A Monza, l’elementare Buonarroti ha chiesto fondi alle aziende locali per finanziare i laboratori teatrali in cambio di pubblicità online e nella bacheca della scuola. È andata meglio al Mamiani: la preside ha fatto un appello pubblico e sono arrivate, da una nota marca di computer, cinquanta postazioni informatiche complete per i ragazzi dello storico liceo classico romano rimasto senza pc proprio alla vigilia dell’annunciata rivoluzione digitale nella scuola italiana.
Tre esempi che sicuramente piacerebbero al ministro dell’Istruzione Maria Chiara Carrozza che ha annunciato l’intenzione di promuovere il fund raising nelle scuole pubbliche in crisi di finanziamento statale, puntando anche ad ottenere l’ok dal ministero dell’Economia per defiscalizzare del tutto le donazioni alle scuole (ora è al 19 per cento). Un modello all’americana, come ha spiegato lei stessa in queste settimane: l’idea del ministro è che, non solo le aziende, ma gli ex allievi, chi ha avuto successo grazie anche ai propri studi, si volti indietro a dare un contributo perché anche le nuove generazioni possano avere le sue stesse opportunità.
«A me pare più un modo per eludere il problema vero delle risorse della scuola che non ci sono, non credo che la scuola possa nè debba trasformarsi in un mercato», mette subito le mani avanti Mimmo Pantaleo della Cgil scuola: «Altro sono singoli casi virtuosi di collaborazione che già ci sono».
Il tema dei privati nella scuola pubblica non è nuovo, e se ne è molto discusso in questi ultimi anni, fino ad arrivare nel 2012 al ddl Aprea che addirittura prevedeva l’ingresso di soggetti esterni alla scuola nel consiglio di istituto.
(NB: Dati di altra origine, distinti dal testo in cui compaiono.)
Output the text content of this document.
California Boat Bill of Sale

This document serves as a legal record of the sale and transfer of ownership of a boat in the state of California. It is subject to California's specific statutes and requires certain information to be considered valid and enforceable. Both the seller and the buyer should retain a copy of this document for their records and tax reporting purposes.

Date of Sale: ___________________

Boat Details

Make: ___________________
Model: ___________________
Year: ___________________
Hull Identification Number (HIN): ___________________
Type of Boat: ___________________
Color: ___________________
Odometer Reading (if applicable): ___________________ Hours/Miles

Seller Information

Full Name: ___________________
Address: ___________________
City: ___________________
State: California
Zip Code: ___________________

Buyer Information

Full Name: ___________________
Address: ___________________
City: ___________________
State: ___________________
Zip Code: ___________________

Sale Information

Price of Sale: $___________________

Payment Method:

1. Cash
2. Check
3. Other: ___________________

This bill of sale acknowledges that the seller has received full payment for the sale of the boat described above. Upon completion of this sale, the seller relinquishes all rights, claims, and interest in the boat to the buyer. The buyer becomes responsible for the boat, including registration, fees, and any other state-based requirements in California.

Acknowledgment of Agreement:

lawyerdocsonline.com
E se ne parla ad ogni inizio di anno scolastico quando le scuole chiedono i contributi ai genitori. Secondo uno studio di «Tuttoscuola», di qualche anno fa, ammontano a circa cinquecento milioni, mentre secondo una rilevazione della Flc Cgil di quest’anno siamo intorno ai 335 milioni all’anno: «Va benissimo incentivare il contributo della comunità, migliorare il regime fiscale delle donazioni purché sia aggiuntivo rispetto all’impegno dello Stato», spiega Giovanni Vinciguerra di «Tuttoscuola». Secondo i dati di Eurostat l’Italia investe solo il 4,4 per cento del Pil per l’istruzione mentre la media europea è del 5,2. «E si vede: lo Stato nei Paesi più evoluti spende molti più soldi per le scuole — insiste l’ex ministro dell’Istruzione Luigi Berlinguer —. Va bene chiedere aiuto anche ai privati purché la gestione sia controllata».
Un’idea che in molti hanno già sposato per necessità o convinzione, anche se nel decreto Carrozza sono stati stanziati fondi per wi-fi e scuole dopo anni di tagli. Uno studio sul territorio lodigiano dell’anno scorso, confrontando i dati del Miur sui fondi delle scuole superiori, dimostra che, in epoca in cui servono lavagne multimediali e ebook, non ci sia istituto che non ricorra ai fondi privati. Il Liceo Gandini addirittura ha in bilancio il 60 per cento di soldi che arrivano dai privati e solo il 18 da finanziamenti statali, l’Itis Cesaris di Casalpusterlengo ha il bilancio diviso a metà tra soldi privati e fondi pubblici, che spesso non raggiungono che poche migliaia di euro per ogni istituto.